Changes made to entries during versioning are considered to be either major or minor. Updates to atomic coordinates, polymer sequence, or chemical description trigger a major version increment, while changes to any other categories are classified as minor. Changes introduced are recorded in the PDBx/mmCIF audit categories.
In July 2020, wwPDB will roll out updated PDB structures and reference data files with standardized representation of carbohydrate molecules, improving the Findability and Interoperability of PDB data.
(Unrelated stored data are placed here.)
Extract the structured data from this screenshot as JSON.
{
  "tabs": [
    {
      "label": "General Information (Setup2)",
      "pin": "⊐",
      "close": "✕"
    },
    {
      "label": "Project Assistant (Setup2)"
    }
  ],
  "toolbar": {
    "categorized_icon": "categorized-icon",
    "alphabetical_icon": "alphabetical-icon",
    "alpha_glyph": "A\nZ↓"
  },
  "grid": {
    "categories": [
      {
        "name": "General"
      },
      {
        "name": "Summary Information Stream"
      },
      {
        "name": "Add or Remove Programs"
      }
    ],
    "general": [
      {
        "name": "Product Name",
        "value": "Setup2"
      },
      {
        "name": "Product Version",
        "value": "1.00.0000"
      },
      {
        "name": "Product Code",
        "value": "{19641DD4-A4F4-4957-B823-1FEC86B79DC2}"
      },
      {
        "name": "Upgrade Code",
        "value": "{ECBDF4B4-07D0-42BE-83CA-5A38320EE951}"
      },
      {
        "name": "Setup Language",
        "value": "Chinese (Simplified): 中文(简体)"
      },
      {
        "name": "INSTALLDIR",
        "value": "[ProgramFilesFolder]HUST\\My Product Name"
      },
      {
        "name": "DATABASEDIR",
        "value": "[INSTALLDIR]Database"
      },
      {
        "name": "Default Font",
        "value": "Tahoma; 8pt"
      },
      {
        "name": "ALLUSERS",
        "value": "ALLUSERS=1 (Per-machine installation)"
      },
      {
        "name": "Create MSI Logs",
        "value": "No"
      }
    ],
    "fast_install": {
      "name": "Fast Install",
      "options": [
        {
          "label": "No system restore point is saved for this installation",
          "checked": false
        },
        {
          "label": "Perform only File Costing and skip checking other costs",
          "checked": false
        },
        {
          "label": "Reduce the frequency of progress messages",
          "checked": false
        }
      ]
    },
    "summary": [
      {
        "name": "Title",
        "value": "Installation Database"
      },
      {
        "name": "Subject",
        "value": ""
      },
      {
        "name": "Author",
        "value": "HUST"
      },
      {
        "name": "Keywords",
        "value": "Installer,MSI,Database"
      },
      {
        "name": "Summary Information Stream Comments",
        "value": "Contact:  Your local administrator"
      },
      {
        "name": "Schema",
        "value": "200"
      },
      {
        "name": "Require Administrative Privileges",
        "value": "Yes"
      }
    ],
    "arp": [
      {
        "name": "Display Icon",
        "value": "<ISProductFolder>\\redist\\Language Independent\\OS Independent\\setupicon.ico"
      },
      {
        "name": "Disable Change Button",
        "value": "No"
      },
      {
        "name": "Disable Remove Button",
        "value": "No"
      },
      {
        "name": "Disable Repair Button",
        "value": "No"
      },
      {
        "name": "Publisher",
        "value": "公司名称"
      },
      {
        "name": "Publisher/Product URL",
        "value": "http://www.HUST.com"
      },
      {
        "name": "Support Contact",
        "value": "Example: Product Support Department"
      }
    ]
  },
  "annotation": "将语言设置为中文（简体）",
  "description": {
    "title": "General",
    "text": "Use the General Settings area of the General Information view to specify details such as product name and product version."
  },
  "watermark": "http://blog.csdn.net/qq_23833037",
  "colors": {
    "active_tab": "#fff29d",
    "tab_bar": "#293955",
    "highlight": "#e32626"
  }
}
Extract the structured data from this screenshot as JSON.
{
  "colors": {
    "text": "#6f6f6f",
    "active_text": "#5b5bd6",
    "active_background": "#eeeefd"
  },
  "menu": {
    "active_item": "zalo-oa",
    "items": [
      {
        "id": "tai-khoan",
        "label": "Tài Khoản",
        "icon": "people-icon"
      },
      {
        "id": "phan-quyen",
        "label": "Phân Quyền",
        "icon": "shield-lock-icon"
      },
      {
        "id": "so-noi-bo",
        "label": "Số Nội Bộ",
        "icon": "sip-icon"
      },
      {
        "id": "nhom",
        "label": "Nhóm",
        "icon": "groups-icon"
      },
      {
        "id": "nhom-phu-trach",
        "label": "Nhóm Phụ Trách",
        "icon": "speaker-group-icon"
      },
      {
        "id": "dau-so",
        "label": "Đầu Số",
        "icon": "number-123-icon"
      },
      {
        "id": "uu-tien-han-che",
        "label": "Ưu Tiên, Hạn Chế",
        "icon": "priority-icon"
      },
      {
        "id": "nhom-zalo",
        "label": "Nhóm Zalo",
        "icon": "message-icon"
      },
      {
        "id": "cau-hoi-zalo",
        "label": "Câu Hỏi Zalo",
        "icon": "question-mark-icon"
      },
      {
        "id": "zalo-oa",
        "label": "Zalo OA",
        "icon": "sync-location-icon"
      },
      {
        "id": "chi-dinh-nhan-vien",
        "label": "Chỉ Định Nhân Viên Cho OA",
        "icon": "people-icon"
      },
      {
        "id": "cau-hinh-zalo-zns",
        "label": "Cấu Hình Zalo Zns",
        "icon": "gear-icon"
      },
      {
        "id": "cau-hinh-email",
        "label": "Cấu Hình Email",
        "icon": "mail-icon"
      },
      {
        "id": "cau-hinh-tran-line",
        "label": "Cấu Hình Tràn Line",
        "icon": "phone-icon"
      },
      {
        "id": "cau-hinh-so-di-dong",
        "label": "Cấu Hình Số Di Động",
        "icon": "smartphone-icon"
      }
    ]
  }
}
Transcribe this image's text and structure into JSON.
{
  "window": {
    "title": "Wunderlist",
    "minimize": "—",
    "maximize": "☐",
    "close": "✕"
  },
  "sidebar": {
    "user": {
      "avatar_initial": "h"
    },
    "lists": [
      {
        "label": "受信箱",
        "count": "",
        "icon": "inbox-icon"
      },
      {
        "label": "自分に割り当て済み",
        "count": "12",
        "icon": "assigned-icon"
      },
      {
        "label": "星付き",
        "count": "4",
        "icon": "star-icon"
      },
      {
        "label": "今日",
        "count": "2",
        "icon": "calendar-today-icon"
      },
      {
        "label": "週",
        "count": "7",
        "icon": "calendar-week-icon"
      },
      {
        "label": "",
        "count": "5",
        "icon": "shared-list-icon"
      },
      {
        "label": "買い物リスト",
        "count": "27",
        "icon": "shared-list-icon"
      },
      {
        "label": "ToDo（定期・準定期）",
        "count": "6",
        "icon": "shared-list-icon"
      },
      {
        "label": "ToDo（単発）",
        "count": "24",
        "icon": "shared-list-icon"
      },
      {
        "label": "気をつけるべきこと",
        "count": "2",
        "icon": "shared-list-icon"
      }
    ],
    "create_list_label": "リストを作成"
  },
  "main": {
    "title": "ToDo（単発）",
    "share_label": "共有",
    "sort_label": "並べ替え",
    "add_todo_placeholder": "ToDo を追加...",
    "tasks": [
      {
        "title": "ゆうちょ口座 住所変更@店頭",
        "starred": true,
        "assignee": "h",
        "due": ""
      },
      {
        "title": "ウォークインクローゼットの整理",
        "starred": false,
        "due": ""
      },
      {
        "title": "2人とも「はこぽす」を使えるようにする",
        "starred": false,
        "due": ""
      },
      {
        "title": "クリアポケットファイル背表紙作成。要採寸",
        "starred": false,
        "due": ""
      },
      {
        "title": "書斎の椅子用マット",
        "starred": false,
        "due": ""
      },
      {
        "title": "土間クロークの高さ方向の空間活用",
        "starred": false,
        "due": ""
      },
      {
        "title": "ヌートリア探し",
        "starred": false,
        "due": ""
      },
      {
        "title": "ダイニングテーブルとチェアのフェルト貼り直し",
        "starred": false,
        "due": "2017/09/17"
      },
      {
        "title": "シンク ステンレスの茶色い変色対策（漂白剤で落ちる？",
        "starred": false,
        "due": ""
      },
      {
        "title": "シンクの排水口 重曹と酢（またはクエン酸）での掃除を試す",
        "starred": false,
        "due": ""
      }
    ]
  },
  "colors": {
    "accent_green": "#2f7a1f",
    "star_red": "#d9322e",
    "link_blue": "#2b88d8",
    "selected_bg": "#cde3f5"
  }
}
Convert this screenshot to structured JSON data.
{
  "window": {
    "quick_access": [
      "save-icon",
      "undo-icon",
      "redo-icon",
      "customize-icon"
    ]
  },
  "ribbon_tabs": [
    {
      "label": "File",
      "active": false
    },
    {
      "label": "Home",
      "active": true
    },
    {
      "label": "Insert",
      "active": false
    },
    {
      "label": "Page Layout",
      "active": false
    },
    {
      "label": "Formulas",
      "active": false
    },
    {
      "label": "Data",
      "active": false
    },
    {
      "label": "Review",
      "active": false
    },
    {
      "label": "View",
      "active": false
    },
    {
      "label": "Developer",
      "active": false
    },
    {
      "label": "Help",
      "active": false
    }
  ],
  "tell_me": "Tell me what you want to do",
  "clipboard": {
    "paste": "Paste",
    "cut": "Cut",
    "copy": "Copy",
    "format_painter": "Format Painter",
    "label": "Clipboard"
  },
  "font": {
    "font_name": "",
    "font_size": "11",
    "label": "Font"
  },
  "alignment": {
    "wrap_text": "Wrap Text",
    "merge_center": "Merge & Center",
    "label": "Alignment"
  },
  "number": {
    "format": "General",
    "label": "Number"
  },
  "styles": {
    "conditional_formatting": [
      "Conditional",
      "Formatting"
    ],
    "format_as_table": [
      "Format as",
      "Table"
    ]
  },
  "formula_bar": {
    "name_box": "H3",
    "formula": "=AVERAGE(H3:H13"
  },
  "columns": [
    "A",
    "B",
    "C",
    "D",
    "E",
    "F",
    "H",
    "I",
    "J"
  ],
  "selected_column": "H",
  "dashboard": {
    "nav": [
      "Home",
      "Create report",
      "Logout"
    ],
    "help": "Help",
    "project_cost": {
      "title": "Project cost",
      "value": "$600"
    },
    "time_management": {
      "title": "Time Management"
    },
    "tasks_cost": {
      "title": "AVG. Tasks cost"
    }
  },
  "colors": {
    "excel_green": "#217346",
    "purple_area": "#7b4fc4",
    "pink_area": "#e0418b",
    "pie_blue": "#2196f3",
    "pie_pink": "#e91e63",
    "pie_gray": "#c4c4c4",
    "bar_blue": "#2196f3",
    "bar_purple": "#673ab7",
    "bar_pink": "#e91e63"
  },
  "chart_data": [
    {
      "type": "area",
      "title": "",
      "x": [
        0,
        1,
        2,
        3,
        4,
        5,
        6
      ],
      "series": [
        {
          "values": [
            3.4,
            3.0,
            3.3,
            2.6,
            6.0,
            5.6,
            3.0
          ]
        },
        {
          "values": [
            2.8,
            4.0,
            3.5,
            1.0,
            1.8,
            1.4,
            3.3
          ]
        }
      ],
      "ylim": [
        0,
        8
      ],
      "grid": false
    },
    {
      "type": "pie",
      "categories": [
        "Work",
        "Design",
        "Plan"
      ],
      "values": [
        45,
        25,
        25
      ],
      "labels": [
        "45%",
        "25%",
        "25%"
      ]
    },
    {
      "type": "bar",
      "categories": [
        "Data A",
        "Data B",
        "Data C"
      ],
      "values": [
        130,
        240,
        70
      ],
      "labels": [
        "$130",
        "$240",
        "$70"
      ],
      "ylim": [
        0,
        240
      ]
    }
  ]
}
Detailed information about this work is available from the wwPDB website, including PDBx/mmCIF dictionary extensions and over 500 example files. Developers of software packages that produce, access, or visualize PDB data are encouraged to review this information and adapt their software.
Through collaboration with the glycoscience community, software tools were developed to standardize atom nomenclature of nearly 800 monosaccharides in the Chemical Component Dictionary (CCD) and applied branched polymeric representation to oligo- and polysaccharides within the PDB archive, enabling easy translation to other representations commonly used by glycobiologists. To guarantee unambiguous chemical description of oligo-/polysaccharides in each of the nearly 12,000 affected PDB entries, an explicit description of covalent linkage information between their monomeric units is included. To ensure continued Findability of common oligosaccharides (e.g., sucrose, Lewis X factor), the Biologically Interesting molecule Reference Dictionary (BIRD) which will contain the covalent linkage information and common synonyms for such molecules has been expanded.
The organization of chemical synonyms in the CCD will be improved by introducing a new _pdbx_chem_comp_synonyms data category. This will enable more comprehensive capture of alternative names for small molecules in the PDB. To minimize disruption to users, there will be an initial transition period, where the legacy data item, _chem_comp.pdbx_synonyms, will be retained.
OneDep now accepts NMR experimental data as a single file in NMR-STAR or NEF format. This will start the transition away from the current practice of uploading distinct types of NMR data (eg., assigned chemical shifts, restraints, and peak lists) are uploaded separately.
NMR-STAR is the official wwPDB format for storing NMR data, supported by an extensive dictionary [GitHub; Ulrich, E. L. et al. (2019) Journal of Biomolecular NMR, 73: 5–9. doi:10.1007/s10858-018-0220-3], while NEF (NMR exchange format; Gutmanas et al. (2015) Nature Structural & Molecular Biology 22: 433–434 doi:10.1038/nsmb.3041) is a light-weight format and dictionary, supported by the leading software in NMR structure determination. The use of these two interconvertible standard formats as single data files will simplify data deposition, storage, and distribution.
For newly deposited entries accompanied by such a unified data file, NMR data will be distributed in the PDB FTP area as single files in the NMR-STAR format. A best effort conversion to the NEF format will also be provided. These unified NMR data files will be added to a new FTP directory, “nmr_data” in parallel to the existing directories, nmr_restraints and nmr_chemical shifts. In addition, to support existing users these unified files that contain both restraints and chemical shift data will be copied to the existing directories “nmr_restraints” and “nmr_chemical_shifts”.
A standardized naming convention for NMR unified data will also be developed to simplify access of the relevant NMR data. File naming will start with PDB accession code, followed by nmr_data with format type extension, for example ‘2lcb_nmr_data.nef’ or ‘2lcb_nmr_data.str’.